Three days after I tapered down to 10mg, I was just sitting with my fiance talking, and it felt like suddenly all my emotions and all my feelings for him just dropped away. Since then I have not felt anything at all for him. There were no disagreements or anything, things were going so well and I felt very much in love. I also lost all interest in my master's thesis which I'm working on, and was very passionate about. All my feelings and passion were just gone.
After about 3 weeks I talked to my doctor who suggested going back up to the full 20mg of Citalopram. I did this and after 6 weeks, no improvement. The doctor asked if I wanted to try going completely off it, and so I tapered down again. I am now completely off Citalopram for about a week. I feel horrible: dizzy, brain shocks, and crying all the time, but I am willing to stick that out. I saw the doctor today and he suggested to wait some more and see if things improve.
Right now I see so much of what was so good going to waste. I still feel nothing for my fiance, and I've just been acting as if I feel everything I did before, hoping it will come back. My thesis is due in two months and I hardly care to even look at it. I try doing the things I used to enjoy and spending time with my friends but only feel a huge emptiness.
Will I ever get my feelings back? Is it possible I have done permanent damage? I'd like to live my life off drugs, but could taking another one possibly bring my old self back?
Thank you for any help.
--------- Past Medications -----------
Paxil, Zoloft, Effexor, Lexapro, Wellbutrin, Cymbalta (short term memory was moderately impaired after taking this for 2-3 months in 2005 and has not improved after stopping), Celexa, Abilify, Ativan, Klonopin, Valium, Amitryptyline (migraine prophylaxis-10mg--started in May 2010)
| Faye Lang, RN, MSW
- Sat Jul 03, 2010 8:16 pm
How difficult this situation must be for you. What you describe actually sounds like increasing symptoms of depression, and it doesn't seem likely that discontinuing your medication will help. While returning to your prior dosage didn't seem to help, sometimes it takes longer than expected for the full effect to be reached. Also, some physicians find it best to actually prescribe a higher dosage until the symptoms abate, and then taper back to the lowest dosage that maintains your best functional level.

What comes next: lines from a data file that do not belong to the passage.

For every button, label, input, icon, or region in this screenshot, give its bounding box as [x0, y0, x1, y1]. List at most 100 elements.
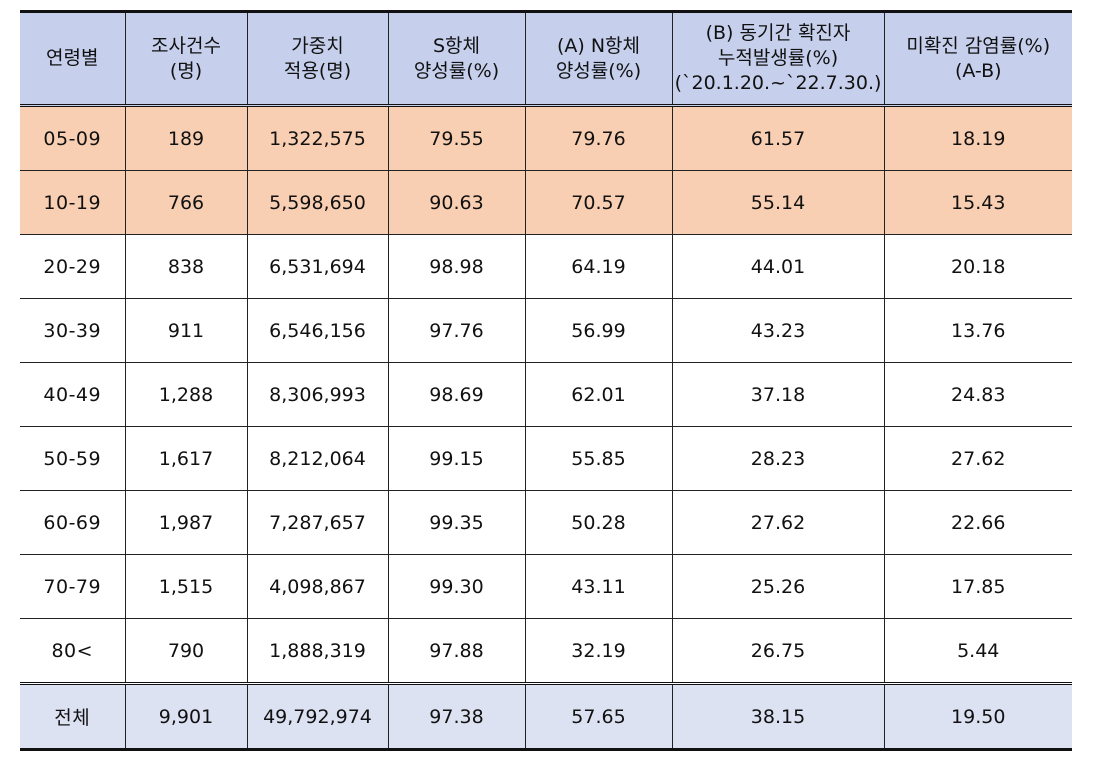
header-line: (A) N항체 — [556, 34, 641, 57]
cell-confirmed-rate: 28.23 — [671, 426, 885, 491]
cell-age: 30-39 — [20, 298, 126, 363]
total-row: 전체 9,901 49,792,974 97.38 57.65 38.15 19… — [20, 682, 1072, 750]
cell-s-rate: 99.30 — [387, 554, 526, 619]
header-line: 적용(명) — [283, 59, 352, 82]
cell-s-rate: 97.38 — [387, 682, 526, 750]
cell-age: 10-19 — [20, 170, 126, 235]
cell-confirmed-rate: 26.75 — [671, 618, 885, 684]
cell-s-rate: 97.88 — [387, 618, 526, 684]
header-weighted-count: 가중치 적용(명) — [246, 11, 389, 107]
cell-n-rate: 79.76 — [524, 105, 673, 171]
cell-weighted: 6,531,694 — [246, 234, 389, 299]
cell-s-rate: 79.55 — [387, 105, 526, 171]
cell-weighted: 8,306,993 — [246, 362, 389, 427]
cell-n-rate: 55.85 — [524, 426, 673, 491]
cell-s-rate: 97.76 — [387, 298, 526, 363]
cell-count: 838 — [124, 234, 248, 299]
cell-confirmed-rate: 27.62 — [671, 490, 885, 555]
cell-weighted: 4,098,867 — [246, 554, 389, 619]
cell-weighted: 49,792,974 — [246, 682, 389, 750]
cell-count: 1,515 — [124, 554, 248, 619]
cell-weighted: 7,287,657 — [246, 490, 389, 555]
cell-unconfirmed-rate: 17.85 — [883, 554, 1072, 619]
cell-n-rate: 43.11 — [524, 554, 673, 619]
cell-count: 766 — [124, 170, 248, 235]
cell-weighted: 5,598,650 — [246, 170, 389, 235]
header-line: 연령별 — [46, 47, 99, 69]
table-row: 05-09 189 1,322,575 79.55 79.76 61.57 18… — [20, 105, 1072, 171]
cell-unconfirmed-rate: 27.62 — [883, 426, 1072, 491]
cell-s-rate: 90.63 — [387, 170, 526, 235]
cell-s-rate: 99.35 — [387, 490, 526, 555]
header-line: 누적발생률(%) — [717, 47, 839, 69]
header-line: (명) — [169, 59, 203, 82]
cell-unconfirmed-rate: 19.50 — [883, 682, 1072, 750]
header-line: 미확진 감염률(%) — [906, 34, 1051, 57]
cell-n-rate: 64.19 — [524, 234, 673, 299]
cell-confirmed-rate: 44.01 — [671, 234, 885, 299]
cell-weighted: 8,212,064 — [246, 426, 389, 491]
cell-weighted: 1,888,319 — [246, 618, 389, 684]
header-row: 연령별 조사건수 (명) 가중치 적용(명) S항체 양성률(%) (A) N항… — [20, 11, 1072, 107]
cell-count: 1,617 — [124, 426, 248, 491]
cell-count: 9,901 — [124, 682, 248, 750]
table-row: 30-39 911 6,546,156 97.76 56.99 43.23 13… — [20, 298, 1072, 363]
antibody-table-container: 연령별 조사건수 (명) 가중치 적용(명) S항체 양성률(%) (A) N항… — [20, 10, 1072, 751]
cell-count: 189 — [124, 105, 248, 171]
cell-count: 790 — [124, 618, 248, 684]
header-line: 가중치 — [291, 34, 344, 57]
header-line: (`20.1.20.~`22.7.30.) — [674, 72, 882, 94]
header-line: S항체 — [432, 34, 481, 57]
table-row: 50-59 1,617 8,212,064 99.15 55.85 28.23 … — [20, 426, 1072, 491]
table-row: 80< 790 1,888,319 97.88 32.19 26.75 5.44 — [20, 618, 1072, 684]
header-line: (B) 동기간 확진자 — [705, 22, 851, 44]
header-line: 양성률(%) — [555, 59, 642, 82]
antibody-positivity-table: 연령별 조사건수 (명) 가중치 적용(명) S항체 양성률(%) (A) N항… — [20, 10, 1072, 751]
cell-unconfirmed-rate: 18.19 — [883, 105, 1072, 171]
cell-confirmed-rate: 38.15 — [671, 682, 885, 750]
cell-confirmed-rate: 61.57 — [671, 105, 885, 171]
header-unconfirmed-infection: 미확진 감염률(%) (A-B) — [883, 11, 1072, 107]
header-n-antibody: (A) N항체 양성률(%) — [524, 11, 673, 107]
cell-n-rate: 62.01 — [524, 362, 673, 427]
cell-confirmed-rate: 25.26 — [671, 554, 885, 619]
cell-unconfirmed-rate: 24.83 — [883, 362, 1072, 427]
cell-count: 1,288 — [124, 362, 248, 427]
cell-total-label: 전체 — [20, 682, 126, 750]
cell-n-rate: 50.28 — [524, 490, 673, 555]
cell-unconfirmed-rate: 15.43 — [883, 170, 1072, 235]
cell-age: 70-79 — [20, 554, 126, 619]
header-age-group: 연령별 — [20, 11, 126, 107]
header-survey-count: 조사건수 (명) — [124, 11, 248, 107]
cell-confirmed-rate: 55.14 — [671, 170, 885, 235]
cell-age: 20-29 — [20, 234, 126, 299]
table-row: 70-79 1,515 4,098,867 99.30 43.11 25.26 … — [20, 554, 1072, 619]
table-row: 20-29 838 6,531,694 98.98 64.19 44.01 20… — [20, 234, 1072, 299]
table-row: 60-69 1,987 7,287,657 99.35 50.28 27.62 … — [20, 490, 1072, 555]
cell-n-rate: 56.99 — [524, 298, 673, 363]
table-header: 연령별 조사건수 (명) 가중치 적용(명) S항체 양성률(%) (A) N항… — [20, 11, 1072, 107]
cell-s-rate: 98.98 — [387, 234, 526, 299]
table-row: 40-49 1,288 8,306,993 98.69 62.01 37.18 … — [20, 362, 1072, 427]
header-confirmed-cumulative: (B) 동기간 확진자 누적발생률(%) (`20.1.20.~`22.7.30… — [671, 11, 885, 107]
cell-s-rate: 98.69 — [387, 362, 526, 427]
cell-count: 911 — [124, 298, 248, 363]
cell-unconfirmed-rate: 13.76 — [883, 298, 1072, 363]
header-line: 양성률(%) — [413, 59, 500, 82]
table-row: 10-19 766 5,598,650 90.63 70.57 55.14 15… — [20, 170, 1072, 235]
cell-unconfirmed-rate: 5.44 — [883, 618, 1072, 684]
cell-s-rate: 99.15 — [387, 426, 526, 491]
cell-age: 60-69 — [20, 490, 126, 555]
cell-unconfirmed-rate: 22.66 — [883, 490, 1072, 555]
header-line: (A-B) — [954, 59, 1002, 82]
cell-age: 80< — [20, 618, 126, 684]
header-s-antibody: S항체 양성률(%) — [387, 11, 526, 107]
cell-n-rate: 70.57 — [524, 170, 673, 235]
cell-n-rate: 32.19 — [524, 618, 673, 684]
table-body: 05-09 189 1,322,575 79.55 79.76 61.57 18… — [20, 105, 1072, 750]
header-line: 조사건수 — [151, 34, 221, 57]
cell-weighted: 6,546,156 — [246, 298, 389, 363]
cell-confirmed-rate: 37.18 — [671, 362, 885, 427]
cell-unconfirmed-rate: 20.18 — [883, 234, 1072, 299]
cell-n-rate: 57.65 — [524, 682, 673, 750]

I urge you to discuss this with your doctor. Though you likely do not feel at all like exercising, please do so - talk a short walk every day. It helps your body restore itself. It's extremely unlikely that you have caused permanent damage of any kind. I understand that you would like to avoid having to take medication for the rest of your life, but I must point out that if you were a diabetic and required insulin, you would accept the need for continued treatment. This is no different. Your condition is real and deserves appropriate treatment.
I hope this is helpful to you. Good luck with your thesis and your relationship.